India's growing pool of relatively low cost well education scientist and engineers have also attracted a growing number of U.S. R&D facilities in the information technology, electronics, and pharmaceutical fields. For instance, Intel has an estimated 3,000 employees working on next generation chip design. Accenture, a U.S.-based, global consulting firm, now has more employees in India than in the United States.
Responding, in part, to the opportunity to attract more R&D-based investment and the prospects of fostering more innovations themselves, India has recently moved to tighten the enforcement of its intellectual property laws.
The U.S. Response:
India's well educated workforce and the growth of digital technology have created major opportunities for U.S. business to outsource a variety of business services. Business is not alone. Hospitals have begun to rely on Indian doctors to read X-rays, lawyers turn to India for legal research, and even local governments have sought saving by sending work overseas.

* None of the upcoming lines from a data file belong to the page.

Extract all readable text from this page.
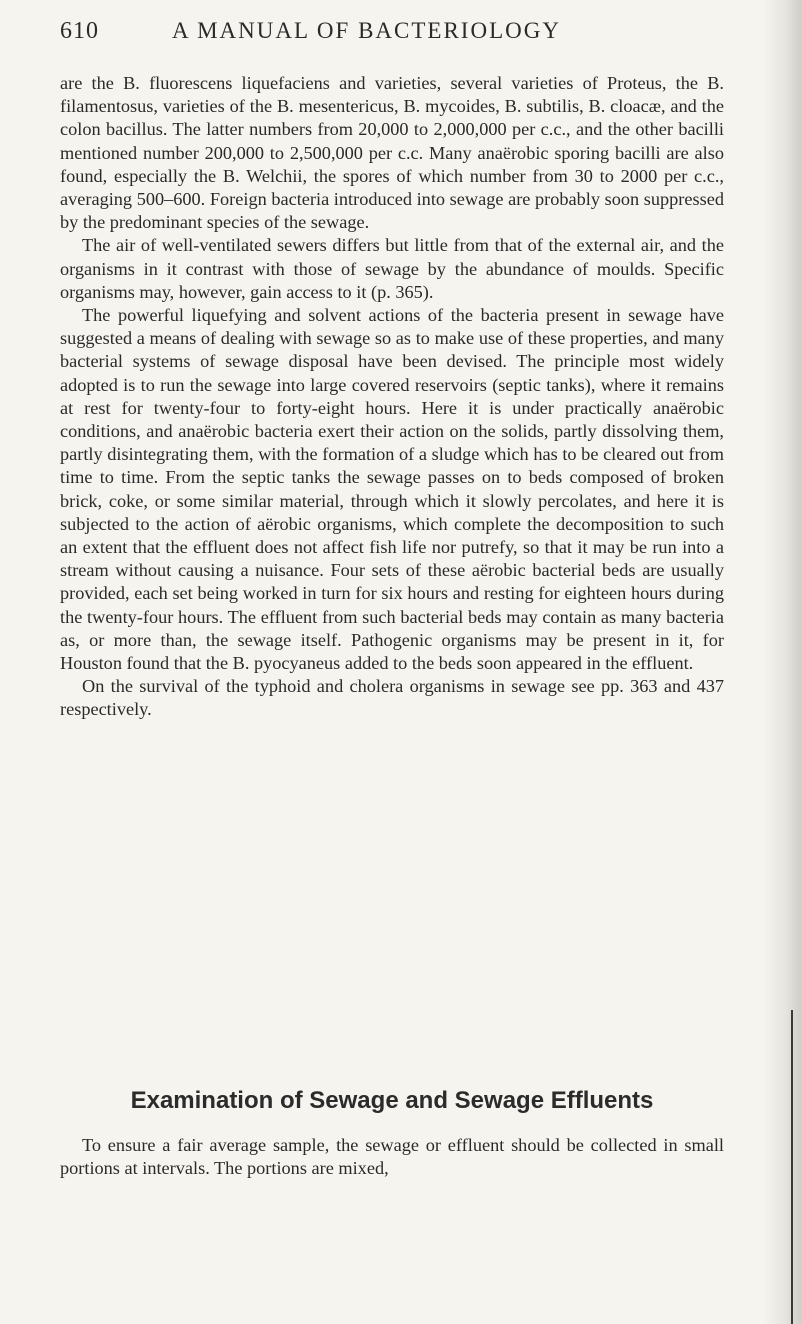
610	A MANUAL OF BACTERIOLOGY

are the B. fluorescens liquefaciens and varieties, several varieties of Proteus, the B. filamentosus, varieties of the B. mesentericus, B. mycoides, B. subtilis, B. cloacæ, and the colon bacillus. The latter numbers from 20,000 to 2,000,000 per c.c., and the other bacilli mentioned number 200,000 to 2,500,000 per c.c. Many anaërobic sporing bacilli are also found, especially the B. Welchii, the spores of which number from 30 to 2000 per c.c., averaging 500–600. Foreign bacteria introduced into sewage are probably soon suppressed by the predominant species of the sewage.

The air of well-ventilated sewers differs but little from that of the external air, and the organisms in it contrast with those of sewage by the abundance of moulds. Specific organisms may, however, gain access to it (p. 365).

The powerful liquefying and solvent actions of the bacteria present in sewage have suggested a means of dealing with sewage so as to make use of these properties, and many bacterial systems of sewage disposal have been devised. The principle most widely adopted is to run the sewage into large covered reservoirs (septic tanks), where it remains at rest for twenty-four to forty-eight hours. Here it is under practically anaërobic conditions, and anaërobic bacteria exert their action on the solids, partly dissolving them, partly disintegrating them, with the formation of a sludge which has to be cleared out from time to time. From the septic tanks the sewage passes on to beds composed of broken brick, coke, or some similar material, through which it slowly percolates, and here it is subjected to the action of aërobic organisms, which complete the decomposition to such an extent that the effluent does not affect fish life nor putrefy, so that it may be run into a stream without causing a nuisance. Four sets of these aërobic bacterial beds are usually provided, each set being worked in turn for six hours and resting for eighteen hours during the twenty-four hours. The effluent from such bacterial beds may contain as many bacteria as, or more than, the sewage itself. Pathogenic organisms may be present in it, for Houston found that the B. pyocyaneus added to the beds soon appeared in the effluent.

On the survival of the typhoid and cholera organisms in sewage see pp. 363 and 437 respectively.

Examination of Sewage and Sewage Effluents

To ensure a fair average sample, the sewage or effluent should be collected in small portions at intervals. The portions are mixed,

U.S. universities are also establishing partnerships and entire campuses in India. The Georgia Institute of Technology is a recent example. The university will initially staff the Indian campus with George Tech professors teaching to a Georgia Tech standard but the plan is to make it an all India operation.
The rise of India has not resulted in much congressional heat or action. Some professional societies have expressed concern on behalf of their members. There may be more of a reaction in the future. Alan Blinder, a Princeton professor, former Vice Chairman of the Federal Reserve, and former member of President Clinton's Council of Economic Advisors has estimated that 30 million American workers may eventually be affected by international competition.
Certainly, the rise of India has made it more difficult for advocates of open trade and global integration to simply argue that more education is the path to future prosperity. Lawyers, architects, doctors, and engineers are all highly educated but now face international competition for the first time. As Blinder notes, the dividing line is now longer between the more and less educated but between those with skills that face global competition those that do not.
In a typically American fashion, some adapting is taking place without official government action. There are reports that deans of engineering are meeting to design curricula that will help insulate their students from global competition.
Perhaps because there has been little public pressure for action, the Bush Administration has not taken any steps in response to the competitive pressures posed by India's talent workforce. As with China, they have an abiding faith that markets will seek out the right answer.